The new migration statistics are drawn from questions asked on the 2000 census "long form," received by about one home in six across the country. The numbers are subject to some sampling error.

Maryland had a net loss of almost 20,000 people to domestic migration between 1995 and 2000. But births and foreign immigration helped boost the state's population by 273,000.

The report said that "older Americans" -- those age 55 and up -- are still more likely to stay put than their younger neighbors. But the census figures show that the most mobile among our elders are the "oldest old," age 85 and up.

Between 1995 and 2000, almost a third of the oldest Americans changed their residence, compared with barely one-fifth of those age 65 to 84.

More than half of the very elderly who moved during the last half of the 1990s moved within their county. Less than a fifth moved to another state.

Census forms didn't ask people to give reasons for their moves. But Schachter said the higher rates of migration among the very old suggest that increasing frailty might become a more powerful motivation for moving than simply retirement to milder climes.

Net migration patterns among Americans age 65 and older show a familiar pattern of movement away from the Northeast and the Midwest, and toward the South and West.

Between 1995 and 2000, about 437,000 older people moved to the South from other regions, far more than the numbers moving elsewhere. Most of the gain was from the "young old," those age 65 to 74. Older people moving out of the South totaled 203,000.

As a region, New York, New Jersey and Pennsylvania lost the largest number of elderly to interstate migration. About 224,000 older people moved out, while 70,000 moved in.

Florida gained the most older Americans -- 149,000 more than it lost -- followed by Arizona, with a net gain of 53,000, and Nevada, which gained 22,000.

When the elderly migrations are broken down by age groupings, the rates, and in some cases the direction, of the migratory flow change with advancing age.

For example, among states such as Arizona and Nevada with large net gains among the elderly, the rate of those gains dwindles with age. Florida experienced a net loss of people age 85 and older.

Correspondingly, Northern states such as Maryland, Alaska, Colorado and Washington that showed net losses among those 65 to 74 also saw those loss rates slow or reverse among people age 75 and older.

"At the oldest ages," the census report said, "many older people who moved away at retirement may have returned to their states of origin, perhaps to be closer to family or simply to return home."

Americans of all ages continued to be highly mobile late in the past decade, with millions on the move toward the suburbs, or to states with milder weather and healthier economies.

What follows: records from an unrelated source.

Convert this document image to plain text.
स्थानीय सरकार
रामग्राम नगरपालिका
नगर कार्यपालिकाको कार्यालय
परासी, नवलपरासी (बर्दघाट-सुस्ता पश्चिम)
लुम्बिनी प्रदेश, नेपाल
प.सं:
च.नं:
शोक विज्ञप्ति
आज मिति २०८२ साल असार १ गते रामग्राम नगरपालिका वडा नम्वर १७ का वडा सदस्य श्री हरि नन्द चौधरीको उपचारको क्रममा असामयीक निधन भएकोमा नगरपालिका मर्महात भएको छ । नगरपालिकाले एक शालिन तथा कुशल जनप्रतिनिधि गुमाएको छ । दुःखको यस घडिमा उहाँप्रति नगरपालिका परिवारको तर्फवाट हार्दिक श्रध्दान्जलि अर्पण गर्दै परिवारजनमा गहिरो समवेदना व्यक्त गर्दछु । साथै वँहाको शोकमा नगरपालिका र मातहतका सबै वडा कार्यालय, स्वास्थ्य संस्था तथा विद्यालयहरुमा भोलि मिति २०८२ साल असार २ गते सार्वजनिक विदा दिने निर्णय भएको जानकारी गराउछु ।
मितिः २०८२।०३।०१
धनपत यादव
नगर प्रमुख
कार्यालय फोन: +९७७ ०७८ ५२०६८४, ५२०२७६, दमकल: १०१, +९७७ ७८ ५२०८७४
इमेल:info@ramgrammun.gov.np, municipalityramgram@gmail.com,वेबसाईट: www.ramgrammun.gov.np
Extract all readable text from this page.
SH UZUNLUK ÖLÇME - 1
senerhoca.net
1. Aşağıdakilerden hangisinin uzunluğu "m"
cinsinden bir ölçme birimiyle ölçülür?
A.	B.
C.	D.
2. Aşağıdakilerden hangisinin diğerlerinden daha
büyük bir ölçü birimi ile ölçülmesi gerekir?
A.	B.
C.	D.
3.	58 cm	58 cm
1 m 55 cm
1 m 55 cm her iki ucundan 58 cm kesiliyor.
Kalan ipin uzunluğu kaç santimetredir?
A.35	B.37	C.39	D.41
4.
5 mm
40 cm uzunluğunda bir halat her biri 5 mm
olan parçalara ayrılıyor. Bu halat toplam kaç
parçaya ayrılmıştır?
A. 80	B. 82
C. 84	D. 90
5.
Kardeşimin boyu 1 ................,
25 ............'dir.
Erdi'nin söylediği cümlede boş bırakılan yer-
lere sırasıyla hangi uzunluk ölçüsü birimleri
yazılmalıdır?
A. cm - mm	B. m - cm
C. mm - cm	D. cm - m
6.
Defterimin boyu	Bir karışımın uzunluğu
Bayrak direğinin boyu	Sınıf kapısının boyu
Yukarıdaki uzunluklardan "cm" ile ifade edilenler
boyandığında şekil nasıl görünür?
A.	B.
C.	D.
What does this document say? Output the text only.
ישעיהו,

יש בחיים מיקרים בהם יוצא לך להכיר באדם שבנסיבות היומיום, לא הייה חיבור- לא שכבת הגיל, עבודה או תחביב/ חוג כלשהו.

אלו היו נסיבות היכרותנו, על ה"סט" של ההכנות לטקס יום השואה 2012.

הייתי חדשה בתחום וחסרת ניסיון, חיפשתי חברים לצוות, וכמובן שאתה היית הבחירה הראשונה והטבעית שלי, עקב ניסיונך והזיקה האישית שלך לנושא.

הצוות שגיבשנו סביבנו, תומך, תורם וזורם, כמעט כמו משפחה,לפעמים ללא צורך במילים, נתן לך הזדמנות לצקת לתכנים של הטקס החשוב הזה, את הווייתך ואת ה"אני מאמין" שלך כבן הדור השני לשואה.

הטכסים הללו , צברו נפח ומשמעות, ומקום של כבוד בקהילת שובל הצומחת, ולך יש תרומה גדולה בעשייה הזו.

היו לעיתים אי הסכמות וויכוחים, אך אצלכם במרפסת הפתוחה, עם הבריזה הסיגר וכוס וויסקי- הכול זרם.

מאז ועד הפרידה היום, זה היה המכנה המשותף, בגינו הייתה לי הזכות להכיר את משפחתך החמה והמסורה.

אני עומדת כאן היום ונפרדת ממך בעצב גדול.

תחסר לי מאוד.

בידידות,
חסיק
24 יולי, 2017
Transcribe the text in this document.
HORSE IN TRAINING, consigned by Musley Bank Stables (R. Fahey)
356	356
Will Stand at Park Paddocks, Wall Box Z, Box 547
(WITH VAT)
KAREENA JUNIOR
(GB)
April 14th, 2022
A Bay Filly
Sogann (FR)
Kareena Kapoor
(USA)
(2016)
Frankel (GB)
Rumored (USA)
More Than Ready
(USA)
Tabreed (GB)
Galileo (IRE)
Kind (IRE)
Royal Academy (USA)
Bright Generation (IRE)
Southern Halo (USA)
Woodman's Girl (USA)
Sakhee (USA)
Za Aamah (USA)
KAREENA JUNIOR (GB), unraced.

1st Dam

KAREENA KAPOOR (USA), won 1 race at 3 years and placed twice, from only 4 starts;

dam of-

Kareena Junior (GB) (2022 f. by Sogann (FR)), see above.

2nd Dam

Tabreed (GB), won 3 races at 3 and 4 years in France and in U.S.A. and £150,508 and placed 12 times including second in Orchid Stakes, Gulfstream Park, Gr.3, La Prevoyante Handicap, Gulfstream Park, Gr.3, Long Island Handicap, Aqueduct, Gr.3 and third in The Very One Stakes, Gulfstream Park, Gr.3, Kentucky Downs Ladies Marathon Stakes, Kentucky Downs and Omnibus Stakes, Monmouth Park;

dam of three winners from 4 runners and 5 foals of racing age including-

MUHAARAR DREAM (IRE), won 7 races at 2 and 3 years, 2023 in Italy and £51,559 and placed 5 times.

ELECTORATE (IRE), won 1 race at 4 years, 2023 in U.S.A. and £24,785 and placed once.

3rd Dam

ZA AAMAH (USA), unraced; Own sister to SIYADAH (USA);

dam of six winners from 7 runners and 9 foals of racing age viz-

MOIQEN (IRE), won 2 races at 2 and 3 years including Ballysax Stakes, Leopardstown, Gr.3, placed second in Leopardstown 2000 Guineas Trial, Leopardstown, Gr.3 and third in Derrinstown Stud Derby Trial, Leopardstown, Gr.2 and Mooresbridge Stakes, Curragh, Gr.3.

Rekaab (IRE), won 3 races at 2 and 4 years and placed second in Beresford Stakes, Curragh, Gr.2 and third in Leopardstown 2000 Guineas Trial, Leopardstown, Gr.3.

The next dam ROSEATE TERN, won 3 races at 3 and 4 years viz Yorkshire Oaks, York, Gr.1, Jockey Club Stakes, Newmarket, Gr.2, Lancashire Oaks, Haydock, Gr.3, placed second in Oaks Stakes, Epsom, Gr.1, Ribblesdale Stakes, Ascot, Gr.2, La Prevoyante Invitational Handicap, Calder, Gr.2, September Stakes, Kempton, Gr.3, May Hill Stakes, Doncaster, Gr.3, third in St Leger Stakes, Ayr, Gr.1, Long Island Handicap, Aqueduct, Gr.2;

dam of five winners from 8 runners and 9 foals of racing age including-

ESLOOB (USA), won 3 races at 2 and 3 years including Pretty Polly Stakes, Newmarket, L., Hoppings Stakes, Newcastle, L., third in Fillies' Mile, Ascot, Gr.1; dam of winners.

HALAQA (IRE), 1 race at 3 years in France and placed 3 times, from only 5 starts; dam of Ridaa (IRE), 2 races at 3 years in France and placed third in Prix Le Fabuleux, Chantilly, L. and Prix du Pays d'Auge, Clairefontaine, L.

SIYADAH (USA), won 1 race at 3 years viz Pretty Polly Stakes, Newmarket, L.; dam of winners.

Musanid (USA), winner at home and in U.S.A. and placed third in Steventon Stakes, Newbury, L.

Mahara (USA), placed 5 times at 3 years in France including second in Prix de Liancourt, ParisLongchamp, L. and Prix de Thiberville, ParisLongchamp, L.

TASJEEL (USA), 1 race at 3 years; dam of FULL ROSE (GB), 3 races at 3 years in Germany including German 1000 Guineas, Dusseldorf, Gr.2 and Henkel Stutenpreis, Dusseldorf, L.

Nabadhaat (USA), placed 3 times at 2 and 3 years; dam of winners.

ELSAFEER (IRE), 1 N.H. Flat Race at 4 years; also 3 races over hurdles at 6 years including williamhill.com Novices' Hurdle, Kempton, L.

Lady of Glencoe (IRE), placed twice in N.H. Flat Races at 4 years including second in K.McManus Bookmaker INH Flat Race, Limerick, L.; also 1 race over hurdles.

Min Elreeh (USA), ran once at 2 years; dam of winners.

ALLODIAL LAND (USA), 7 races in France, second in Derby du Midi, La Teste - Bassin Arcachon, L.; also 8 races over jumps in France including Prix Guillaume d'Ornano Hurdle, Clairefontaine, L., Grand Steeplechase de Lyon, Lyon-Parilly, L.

New York saw the nation's second-largest outflow of domestic migrants, 1.6 million moving out and 726,000 moving in. That gave it the nation's largest net loss to migration -- 874,000 people.

California, once the golden destination for millions, had the second-largest net loss to domestic migration, at 755,500 people. Illinois was third, with a net loss of 343,000.

As big as they were, the losses in New York and California to domestic migration were more than made up by births and foreign immigration. New York gained nearly a million people in the 1990s; California grew by more than 4 million.

States with the largest net population gains from domestic migration, according to the census, were Florida (607,000); Georgia (341,000); North Carolina (338,000); Arizona (316,000); and Nevada (234,000).